Um banco foi condenado a indenizar a família de um gerente da agência bancária que foi vítima de sequestro em Vila Velha. A esposa e os três filhos do funcionário da instituição vão receber R$ 50 mil de reparação por danos morais, cada um – totalizando R$ 200 mil. A decisão é da juíza da 3ª Vara Cível de Vila Velha, Marília Pereira de Abreu Bastos, e foi divulgada pelo Tribunal de Justiça do Espírito Santo (TJES) na quarta-feira (14).
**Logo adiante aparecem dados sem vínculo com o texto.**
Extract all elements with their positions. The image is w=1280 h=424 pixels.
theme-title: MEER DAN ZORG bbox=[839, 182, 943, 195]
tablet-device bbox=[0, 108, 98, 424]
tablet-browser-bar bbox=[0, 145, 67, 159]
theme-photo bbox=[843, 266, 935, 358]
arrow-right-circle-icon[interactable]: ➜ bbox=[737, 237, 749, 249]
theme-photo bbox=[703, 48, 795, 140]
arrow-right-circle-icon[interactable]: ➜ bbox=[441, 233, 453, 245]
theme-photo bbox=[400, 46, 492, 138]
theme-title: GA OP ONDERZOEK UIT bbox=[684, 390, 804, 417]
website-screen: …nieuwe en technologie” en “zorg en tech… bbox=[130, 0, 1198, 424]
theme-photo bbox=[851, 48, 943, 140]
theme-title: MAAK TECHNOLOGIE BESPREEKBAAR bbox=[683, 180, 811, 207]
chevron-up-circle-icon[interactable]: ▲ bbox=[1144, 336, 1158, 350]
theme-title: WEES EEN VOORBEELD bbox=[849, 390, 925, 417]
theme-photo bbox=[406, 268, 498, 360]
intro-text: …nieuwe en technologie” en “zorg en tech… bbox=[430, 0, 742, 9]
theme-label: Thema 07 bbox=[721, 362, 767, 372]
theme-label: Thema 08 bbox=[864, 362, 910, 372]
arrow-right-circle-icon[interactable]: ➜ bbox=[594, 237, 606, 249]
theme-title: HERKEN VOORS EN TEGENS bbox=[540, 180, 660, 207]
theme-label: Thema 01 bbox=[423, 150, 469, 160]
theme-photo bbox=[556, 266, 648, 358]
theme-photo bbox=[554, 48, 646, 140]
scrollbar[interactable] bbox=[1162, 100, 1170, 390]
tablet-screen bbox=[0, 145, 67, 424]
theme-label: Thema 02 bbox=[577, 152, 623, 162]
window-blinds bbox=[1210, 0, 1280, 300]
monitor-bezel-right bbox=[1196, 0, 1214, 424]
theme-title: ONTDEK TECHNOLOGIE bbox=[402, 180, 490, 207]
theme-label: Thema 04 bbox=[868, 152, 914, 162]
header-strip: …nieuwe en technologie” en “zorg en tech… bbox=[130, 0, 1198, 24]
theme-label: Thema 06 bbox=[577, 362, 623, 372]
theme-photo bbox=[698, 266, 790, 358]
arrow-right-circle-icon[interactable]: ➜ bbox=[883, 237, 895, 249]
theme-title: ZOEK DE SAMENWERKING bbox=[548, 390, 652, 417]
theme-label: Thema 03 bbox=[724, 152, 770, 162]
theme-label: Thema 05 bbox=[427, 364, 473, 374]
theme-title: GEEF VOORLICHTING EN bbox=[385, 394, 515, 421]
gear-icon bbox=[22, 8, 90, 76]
O caso aconteceu em 2008 e o nome do banco não foi informado. Na ocasião, tanto o homem quanto a esposa e filhos foram vítimas do sequestro, sendo abordados dentro da própria casa. Os criminosos sabiam a profissão dele.
A instituição financeira afirmou que não era competência da justiça comum e sim da justiça do trabalho julgar o caso, contudo, a magistrada enfatizou que a relação de trabalho do banco era apenas com o gerente, não com o restante da família, cuja relação é de natureza cível.
Na sentença, a juíza ressaltou que o sequestro ocorreu em razão da qualificação profissional da vítima e pontuou ainda que os gerentes bancários estão expostos a maior risco, pois possuem acesso aos cofres, o que demonstra a responsabilidade civil do banco em indenizar os autores do processo.
Ao considerar o grau de risco da atividade exercida pelo banco, a gravidade do dano causado à família, além da agonia e pavor vivenciados pelos autores em razão das ameaças sofridas, a juíza entendeu como devido, o valor de R$ 50 mil para cada autor.